104. No es del todo procedente haber invocado a este respecto las sentencia Roquette Frères (9) y Maizena (10), ya que ambas tenían por objeto la omisión de la consulta al Parlamento por el Consejo en el marco del proceso legislativo; no obstante, puede inferirse de las mismas el valor de forma sustancial que tienen las consultas previstas por el Derecho comunitario y la importancia de los dictámenes que deben emitirse en consecuencia.
4. Vicios de forma, aplicación errónea del Derecho e insuficiencia de motivación
105. Las alegaciones del Reino Unido sobre estas tres cuestiones me parecen francamente poco convincentes: en cada una de ellas la parte demandante se limita a afirmar la violación, sin ofrecer explicación cabal ninguna sobre la forma concreta en que se ha producido tal violación.
106. En cuanto a la primera, el Reino Unido se refiere a supuestas irregularidades formales en varios actos de la Comisión, incluida la Decisión impugnada; ante la argumentación de la demandada, el Reino Unido no ha precisado en qué consiste la violación (aparte de que únicamente la correspondiente a la Decisión impugnada sería pertinente en este recurso), por lo que no puede considerarse fundada dicha aplicación.
107. En cuanto a la segunda, nada demuestra -en contra de lo que pretende el Reino Unido, sin haberlo razonado de forma apropiada- que las reducciones efectuadas no estén de acuerdo con el método de cálculo anunciado por la Comisión.
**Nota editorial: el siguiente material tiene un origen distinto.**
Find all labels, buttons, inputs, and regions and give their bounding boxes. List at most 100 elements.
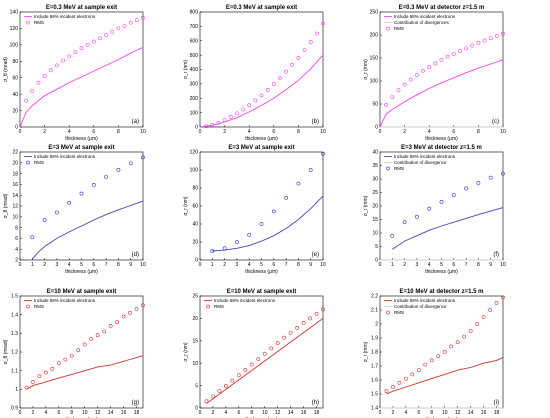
y-tick-label: 80 bbox=[192, 186, 198, 192]
data-point bbox=[284, 195, 289, 200]
data-point bbox=[296, 56, 301, 60]
x-tick-label: 5 bbox=[440, 262, 443, 268]
x-tick-label: 1 bbox=[31, 262, 34, 268]
x-tick-label: 4 bbox=[68, 262, 71, 268]
x-tick-label: 18 bbox=[314, 410, 320, 416]
y-tick-label: 15 bbox=[372, 217, 378, 223]
data-point bbox=[56, 361, 61, 366]
data-point bbox=[79, 46, 84, 51]
data-point bbox=[321, 307, 325, 312]
data-point bbox=[284, 69, 289, 74]
x-tick-label: 8 bbox=[477, 262, 480, 268]
y-tick-label: 20 bbox=[192, 316, 198, 322]
data-point bbox=[24, 385, 29, 390]
y-tick-label: 0 bbox=[15, 125, 18, 131]
y-tick-label: 600 bbox=[190, 38, 199, 44]
legend-entry: RMS bbox=[394, 166, 404, 171]
legend-entry: Include 68% incident electrons bbox=[394, 14, 456, 19]
x-tick-label: 8 bbox=[70, 410, 73, 416]
y-tick-label: 0 bbox=[195, 406, 198, 412]
y-tick-label: 16 bbox=[12, 182, 18, 188]
data-point bbox=[79, 191, 84, 196]
series-line-0 bbox=[392, 207, 504, 250]
data-point bbox=[116, 26, 121, 31]
y-tick-label: 8 bbox=[15, 225, 18, 231]
data-point bbox=[451, 193, 456, 198]
plot-area bbox=[19, 295, 144, 409]
y-tick-label: 25 bbox=[192, 294, 198, 300]
data-point bbox=[421, 68, 425, 73]
data-point bbox=[222, 118, 227, 123]
data-point bbox=[50, 366, 55, 371]
x-tick-label: 10 bbox=[320, 129, 326, 135]
y-tick-label: 6 bbox=[15, 236, 18, 242]
data-point bbox=[501, 171, 505, 176]
y-tick-label: 2 bbox=[15, 258, 18, 264]
data-point bbox=[449, 344, 454, 349]
panel-label: (a) bbox=[132, 119, 139, 125]
y-tick-label: 100 bbox=[10, 43, 19, 49]
x-tick-label: 14 bbox=[108, 410, 114, 416]
y-axis-label: σ_r (nm) bbox=[183, 196, 189, 216]
x-tick-label: 2 bbox=[223, 129, 226, 135]
chart-title: E=10 MeV at detector z=1.5 m bbox=[399, 289, 483, 295]
x-tick-label: 0 bbox=[199, 129, 202, 135]
data-point bbox=[439, 57, 444, 62]
data-point bbox=[128, 20, 133, 25]
x-tick-label: 5 bbox=[260, 262, 263, 268]
y-tick-label: 2.2 bbox=[371, 294, 378, 300]
legend-entry: RMS bbox=[214, 304, 224, 309]
legend-swatch bbox=[386, 26, 390, 31]
legend-entry: RMS bbox=[34, 20, 44, 25]
data-point bbox=[458, 49, 462, 54]
x-tick-label: 10 bbox=[500, 262, 506, 268]
series-line-0 bbox=[386, 357, 504, 395]
x-tick-label: 16 bbox=[301, 410, 307, 416]
x-tick-label: 0 bbox=[19, 410, 22, 416]
x-axis-label: thickness (μm) bbox=[65, 136, 98, 142]
x-tick-label: 0 bbox=[379, 410, 382, 416]
x-tick-label: 4 bbox=[248, 262, 251, 268]
data-point bbox=[396, 88, 401, 93]
chart-panel-c: E=0.3 MeV at detector z=1.5 m0 2 4 6 8 100501… bbox=[363, 5, 506, 142]
data-point bbox=[121, 314, 126, 319]
data-point bbox=[115, 320, 120, 325]
y-tick-label: 1.9 bbox=[371, 336, 378, 342]
data-point bbox=[282, 335, 287, 340]
data-point bbox=[55, 63, 59, 68]
series-line-0 bbox=[212, 195, 324, 252]
data-point bbox=[63, 357, 68, 362]
data-point bbox=[30, 235, 35, 240]
legend-entry: Contribution of divergences bbox=[394, 20, 450, 25]
data-point bbox=[73, 50, 78, 55]
chart-title: E=10 MeV at sample exit bbox=[47, 289, 117, 295]
data-point bbox=[455, 340, 460, 345]
y-axis-label: σ_r (mm) bbox=[363, 195, 369, 216]
data-point bbox=[445, 54, 450, 59]
plot-area bbox=[199, 11, 324, 128]
x-tick-label: 8 bbox=[250, 410, 253, 416]
data-point bbox=[436, 354, 441, 359]
data-point bbox=[481, 315, 486, 319]
x-tick-label: 12 bbox=[275, 410, 281, 416]
data-point bbox=[55, 210, 59, 215]
x-tick-label: 6 bbox=[272, 262, 275, 268]
x-tick-label: 18 bbox=[134, 410, 140, 416]
series-line-0 bbox=[31, 200, 144, 260]
x-tick-label: 8 bbox=[297, 262, 300, 268]
data-point bbox=[476, 181, 481, 185]
y-tick-label: 20 bbox=[12, 108, 18, 114]
legend-swatch bbox=[26, 160, 30, 165]
y-tick-label: 1 bbox=[15, 387, 18, 393]
x-tick-label: 18 bbox=[494, 410, 500, 416]
plot-area bbox=[19, 151, 144, 261]
y-tick-label: 120 bbox=[190, 150, 199, 156]
chart-panel-f: E=3 MeV at detector z=1.5 m 0 1 2 3 4 5 6 7 8 9 10 0… bbox=[363, 145, 506, 275]
x-tick-label: 6 bbox=[452, 262, 455, 268]
data-point bbox=[414, 214, 419, 219]
data-point bbox=[468, 329, 473, 333]
legend-entry: Include 68% incident electrons bbox=[34, 14, 96, 19]
data-point bbox=[321, 21, 325, 26]
data-point bbox=[501, 31, 505, 36]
108. En cuanto a la tercera, la Decisión impugnada indica claramente el motivo de la reducción y el método aplicado.
IV. Conclusión
109. En tales circunstancias, propongo como conclusión que se estime el recurso, anulándose la Decisión C(84) 1941 de la Comisión por vicio sustancial de forma, al haberse omitido la consulta al comité del Fondo Social Europeo.
110. Conforme al apartado 2 del artículo 65 del Reglamento de Procedimiento, debe condenarse en costas a la Comisión.
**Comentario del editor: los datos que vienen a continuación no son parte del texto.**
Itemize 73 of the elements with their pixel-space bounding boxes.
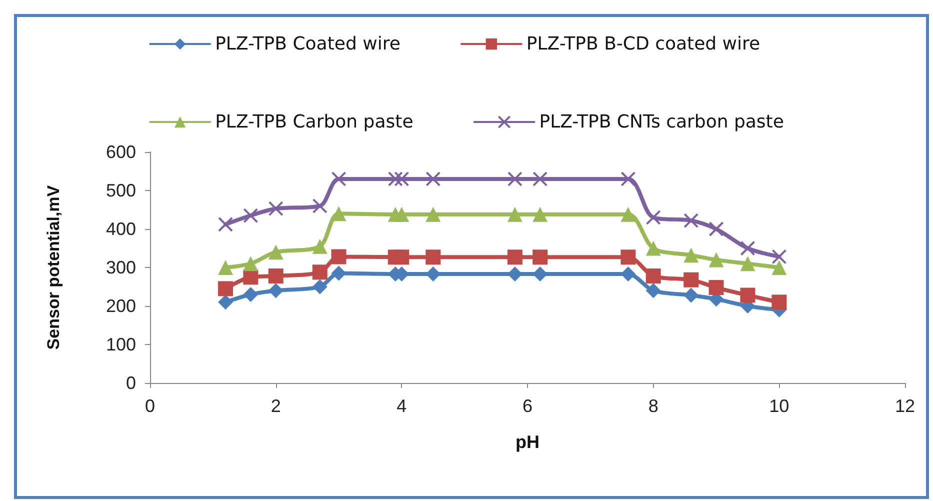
point bbox=[388, 171, 403, 186]
y-tick-label: 0 bbox=[126, 373, 136, 393]
point bbox=[646, 210, 661, 225]
point bbox=[331, 266, 346, 281]
point bbox=[772, 260, 787, 275]
point bbox=[684, 248, 699, 263]
point bbox=[268, 283, 284, 298]
point bbox=[331, 171, 346, 186]
point bbox=[684, 272, 699, 288]
point bbox=[740, 240, 756, 256]
point bbox=[708, 252, 724, 268]
y-tick-label: 100 bbox=[106, 334, 136, 354]
point bbox=[708, 222, 724, 236]
y-tick-label: 600 bbox=[106, 142, 136, 162]
x-axis-title: pH bbox=[516, 432, 540, 452]
point bbox=[312, 238, 328, 254]
legend-label: PLZ-TPB B-CD coated wire bbox=[526, 34, 760, 54]
point bbox=[426, 171, 441, 186]
y-tick-label: 300 bbox=[106, 258, 136, 278]
point bbox=[772, 294, 787, 310]
x-tick-label: 6 bbox=[522, 396, 533, 416]
x-tick-label: 0 bbox=[144, 396, 156, 416]
legend-label: PLZ-TPB CNTs carbon paste bbox=[539, 112, 784, 132]
x-tick-label: 4 bbox=[396, 396, 407, 416]
point bbox=[312, 279, 328, 294]
point bbox=[243, 286, 258, 302]
point bbox=[243, 256, 258, 272]
point bbox=[708, 280, 724, 296]
y-tick-label: 500 bbox=[106, 180, 136, 200]
point bbox=[268, 268, 284, 284]
point bbox=[684, 288, 699, 303]
point bbox=[620, 250, 636, 265]
point bbox=[268, 201, 284, 216]
point bbox=[394, 206, 410, 222]
point bbox=[646, 283, 661, 298]
point bbox=[684, 213, 699, 228]
x-tick-label: 2 bbox=[270, 396, 281, 416]
x-tick-label: 8 bbox=[648, 396, 658, 416]
point bbox=[426, 250, 441, 265]
point bbox=[620, 171, 636, 186]
point bbox=[426, 206, 441, 222]
point bbox=[507, 250, 522, 265]
point bbox=[507, 171, 522, 186]
point bbox=[268, 244, 284, 260]
point bbox=[772, 249, 787, 264]
x-tick-label: 10 bbox=[769, 396, 790, 416]
point bbox=[646, 268, 661, 284]
point bbox=[394, 171, 410, 186]
point bbox=[532, 171, 548, 186]
point bbox=[243, 208, 258, 224]
point bbox=[740, 256, 756, 272]
point bbox=[507, 206, 522, 222]
y-axis-title: Sensor potential,mV bbox=[44, 184, 63, 350]
point bbox=[620, 266, 636, 282]
point bbox=[394, 250, 410, 265]
x-tick-label: 12 bbox=[894, 396, 916, 416]
point bbox=[218, 216, 233, 232]
point bbox=[740, 288, 756, 303]
point bbox=[218, 281, 233, 296]
point bbox=[218, 260, 233, 275]
point bbox=[218, 294, 233, 310]
point bbox=[646, 240, 661, 256]
point bbox=[532, 206, 548, 222]
y-tick-label: 400 bbox=[106, 219, 136, 239]
point bbox=[312, 264, 328, 280]
point bbox=[620, 206, 636, 222]
point bbox=[243, 270, 258, 285]
y-tick-label: 200 bbox=[106, 296, 136, 316]
legend-label: PLZ-TPB Carbon paste bbox=[215, 112, 414, 132]
point bbox=[331, 249, 346, 264]
point bbox=[532, 250, 548, 265]
legend-label: PLZ-TPB Coated wire bbox=[215, 34, 400, 54]
point bbox=[312, 198, 328, 214]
(*) Traducido del portugués.
(1)
DO L 289 de 22.10.1983, p. 38.
(2) DO L 289 de 22.10.1983, p.1.
(3) DO L 350 de 13.12.1983, p. 25.
(4) DO C 5 de 10.1.1984, p. 2; EE 05/04, p. 95.
(5) Sentencia de 26 de mayo de 1982 (República Federal de Alemania/Comisión, 44/81, Rec. 1982, pp. 1855 y ss., especialmente p. 1877), apartado 15.
(6)
DO L 377 de 31.12.1983, p. 1; EE 05/04, p. 52.
(7) Véanse las sentencias especialmente patentes de 25 de enero de 1979 (Racke, 98/78, Rec. 1979, pp. 69 y ss., especialmente pp. 86 y 87, y Decker, 99/78, Rec. 1979, pp. 101 y ss., especialmente pp. 111 y 112), y las de 30 de septiembre de 1982 (Roquette Frères, 119/81, Rec. 1982, pp. 3159 y ss., especialmente pp. 3178 a 3182, y Tunnel Refineries, 114/81, pp. 3189 y ss., especialmente pp. 3206 a 3209.
(8) DO L 289 de 22.10.1983, p. 42; EE 05/04, p. 30.
(9) Sentencia de 29 de octubre de 1980 (138/79, Rec. 1980. pp. 3333 y ss., especialmente pp. 3360 y 3361).
(10) Sentencia de 29 de octubre de 1980 (139/79, Rec. 1980, pp. 3393 y ss., especialmente pp. 3424 y 3425).